US hikes tariffs on Chinese EVs to over 100%

By AP   May 15, 2024 | 12:07 am PT
US hikes tariffs on Chinese EVs to over 100%
US President Joe Biden speaks during a campaign event in Milwaukee, Wisconsin, on March 13, 2024. Photo by AFP
The U.S. has announced new tariffs on Chinese electric vehicles, which will increase to 102.5% this year, up from total levels of 27.5%, following a four-year trade review with China.

The review was undertaken under Section 301 of the Trade Act of 1974, which allows the government to retaliate against trade practices deemed unfair or in violation of global standards. For lithium-ion EV batteries, tariffs will rise from 7.5% to 25% this year.

President Joe Biden Tuesday said that Chinese government subsidies ensure the nation’s companies don’t have to turn a profit, giving them an unfair advantage in global trade.

"American workers can outwork and outcompete anyone as long as the competition is fair," Biden said in the White House Rose Garden. "But for too long, it hasn’t been fair."

The tariffs come in the middle of a heated campaign between Biden and Donald Trump, his Republican predecessor, to show who’s tougher on China.

Asked to respond to Trump’s comments that China was eating America’s lunch, Biden said of his rival, "He’s been feeding them a long time." The Democrat said Trump had failed to crack down on Chinese trade abuses as he had pledged he would do during his presidency.

Karoline Leavitt, the Trump campaign’s press secretary, called the new tariffs a "weak and futile attempt" to distract from Biden’s own support for EVs in the United States, which Trump says will lead to layoffs at auto factories.

The Chinese government was quick to push back against the tariffs, saying they "will seriously affect the atmosphere of bilateral cooperation." The foreign ministry used the word "bullying."

The tariffs are unlikely to have a broad inflationary impact in the short term because of how they’re structured, some not to take effect until 2026, but there could be price increases in the meantime for EV batteries, solar and some other specific items.

Biden administration officials said they think the tariffs won’t escalate tensions with China, yet they expect China will explore ways to respond to the new taxes on its products. It’s uncertain what the long-term impact on prices could be if the tariffs contribute to a wider trade dispute.

There are currently very few EVs from China in the U.S., but officials worry low-priced models made possible by Chinese government subsidies could soon start flooding the U.S. market.
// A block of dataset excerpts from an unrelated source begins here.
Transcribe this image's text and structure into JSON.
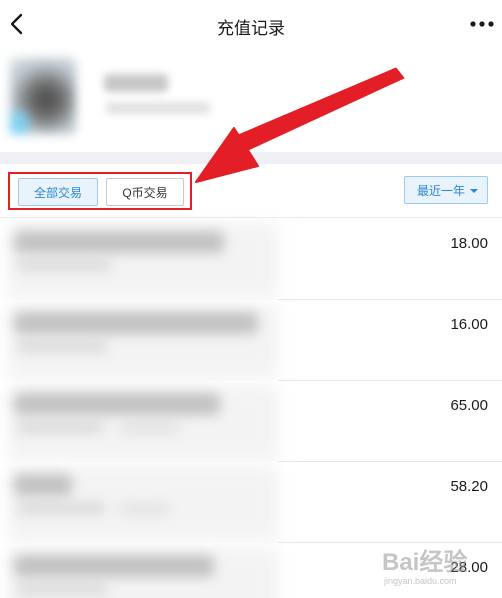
{
  "header": {
    "title": "充值记录",
    "back_icon": "chevron-left-icon",
    "more_icon": "more-dots-icon"
  },
  "filters": {
    "tabs": [
      {
        "label": "全部交易",
        "selected": true
      },
      {
        "label": "Q币交易",
        "selected": false
      }
    ],
    "period": "最近一年"
  },
  "transactions": [
    {
      "amount": "18.00"
    },
    {
      "amount": "16.00"
    },
    {
      "amount": "65.00"
    },
    {
      "amount": "58.20"
    },
    {
      "amount": "28.00"
    }
  ],
  "annotation": {
    "arrow_color": "#e41e26",
    "box_color": "#e41e26"
  },
  "watermark": {
    "text": "Bai经验",
    "sub": "jingyan.baidu.com"
  },
  "colors": {
    "accent": "#2b86d6",
    "accent_bg": "#e8f3fc",
    "band": "#eef0f4"
  }
}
Chinese firms can sell EVs for as little as $12,000.

China’s commerce ministry said in a statement that the tariffs were "typical political manipulation" as it expressed its "strong dissatisfaction" and pledged to "take resolute measures to defend its rights and interests."

The Chinese EV maker BYD has explored the possibility of opening factories in Mexico for the Mexican market, possibly creating a way to ship goods into the United States. U.S. Trade Representative Katherine Tai said she was talking with industry and workers about the possibility and to "stay tuned."
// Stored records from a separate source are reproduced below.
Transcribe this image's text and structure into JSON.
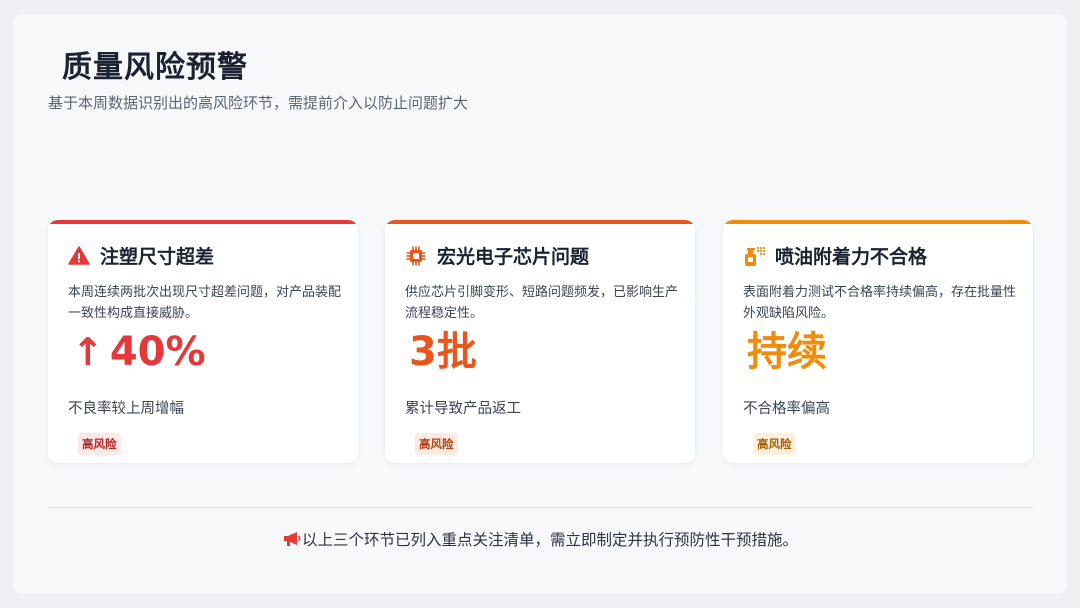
{
  "page": {
    "title": "质量风险预警",
    "subtitle": "基于本周数据识别出的高风险环节，需提前介入以防止问题扩大"
  },
  "colors": {
    "red": "#e5383b",
    "orange_red": "#e8561c",
    "orange": "#f08c0a"
  },
  "cards": [
    {
      "icon": "warning-triangle-icon",
      "title": "注塑尺寸超差",
      "description": "本周连续两批次出现尺寸超差问题，对产品装配一致性构成直接威胁。",
      "metric_arrow": "↑",
      "metric": "40%",
      "metric_label": "不良率较上周增幅",
      "badge": "高风险"
    },
    {
      "icon": "chip-icon",
      "title": "宏光电子芯片问题",
      "description": "供应芯片引脚变形、短路问题频发，已影响生产流程稳定性。",
      "metric": "3批",
      "metric_label": "累计导致产品返工",
      "badge": "高风险"
    },
    {
      "icon": "spray-can-icon",
      "title": "喷油附着力不合格",
      "description": "表面附着力测试不合格率持续偏高，存在批量性外观缺陷风险。",
      "metric": "持续",
      "metric_label": "不合格率偏高",
      "badge": "高风险"
    }
  ],
  "footer": {
    "icon": "megaphone-icon",
    "text": "以上三个环节已列入重点关注清单，需立即制定并执行预防性干预措施。"
  }
}
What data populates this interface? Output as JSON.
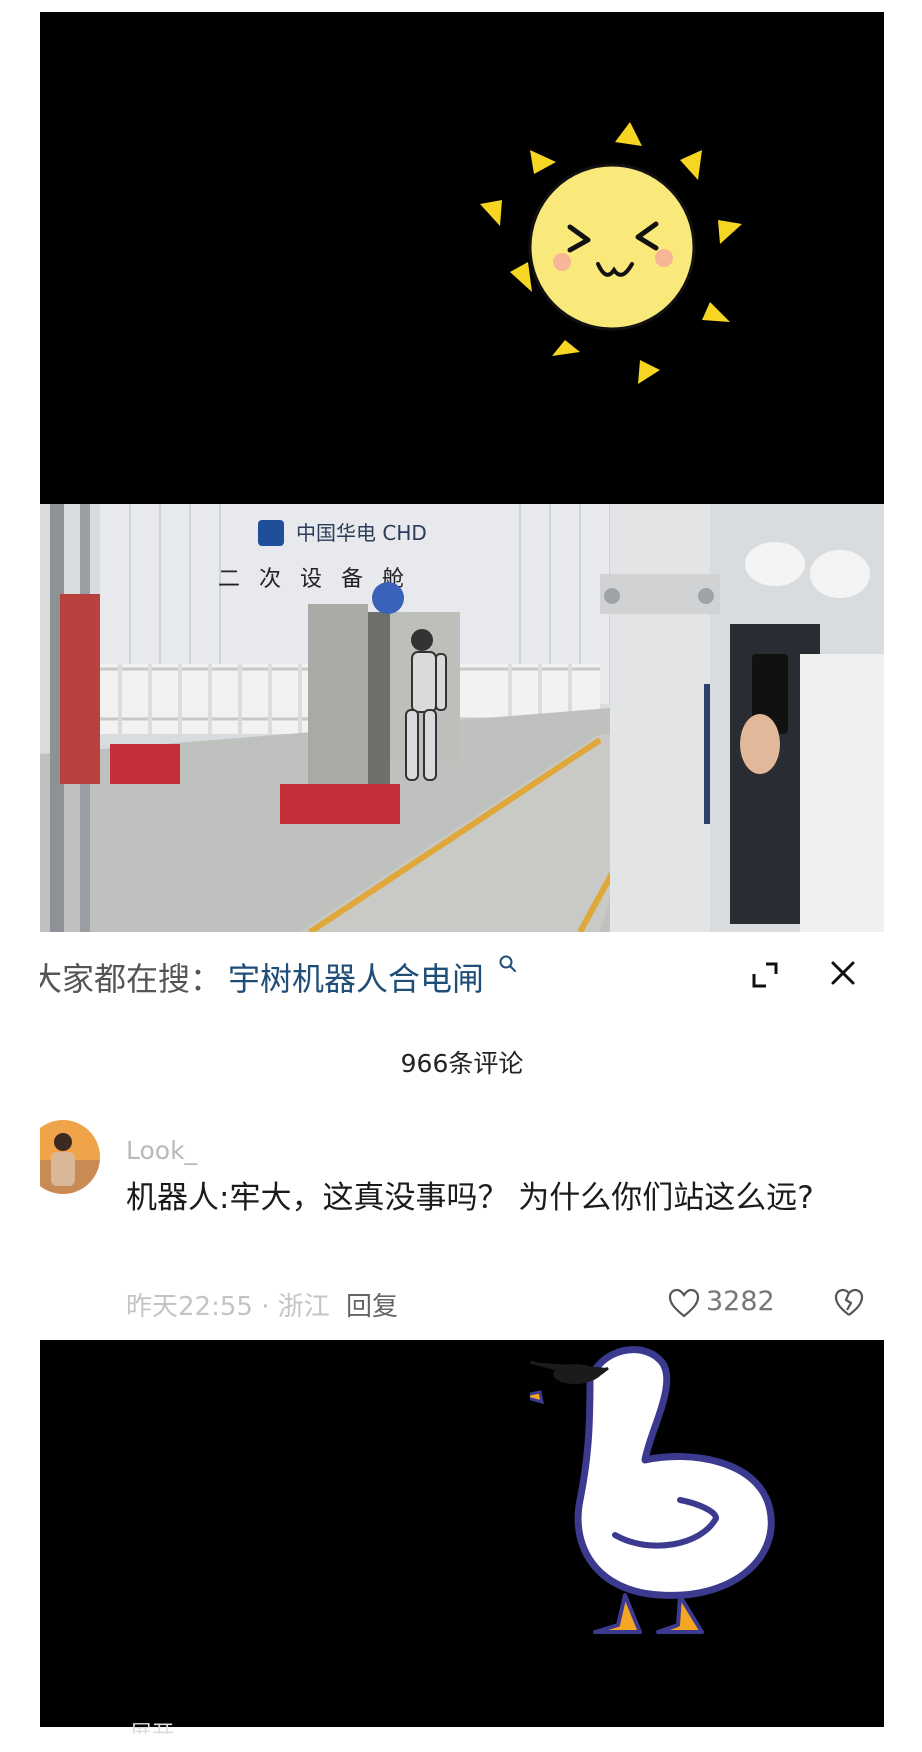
{
  "video_overlay": {
    "brand_text": "中国华电 CHD",
    "building_label": "二 次 设 备 舱"
  },
  "search_bar": {
    "prefix": "大家都在搜：",
    "term": "宇树机器人合电闸"
  },
  "comments": {
    "count_label": "966条评论"
  },
  "comment": {
    "username": "Look_",
    "text": "机器人:牢大，这真没事吗？ 为什么你们站这么远?",
    "time": "昨天22:55",
    "location": "浙江",
    "reply_label": "回复",
    "like_count": "3282"
  },
  "bottom": {
    "peek_text": "展开"
  },
  "colors": {
    "sun_yellow": "#f9e97b",
    "ray_yellow": "#f6d623",
    "search_term_blue": "#1f4e79",
    "duck_outline": "#3b3a8f",
    "duck_beak": "#f5a623"
  }
}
The auto industry is still trying to assess the impact of the tariffs. But at present, it appears they could be assessed on only two Chinese-made vehicles, the Polestar 2 luxury EV and potentially Volvo’s S90 luxury gas-electric hybrid midsize sedan.

"We’re still reviewing the tariffs to understand exactly what’s affected and how," said Russell Datz, spokesman for Volvo, a Swedish brand now under China’s Geely group. A message was left seeking comment from Polestar, which also falls under Geely.

The Chinese foreign ministry spokesperson, Wang Wenbin, said the U.S. is trampling on the principles of a market economy and international economic and trade rules.

"It’s a naked act of bullying," Wang said.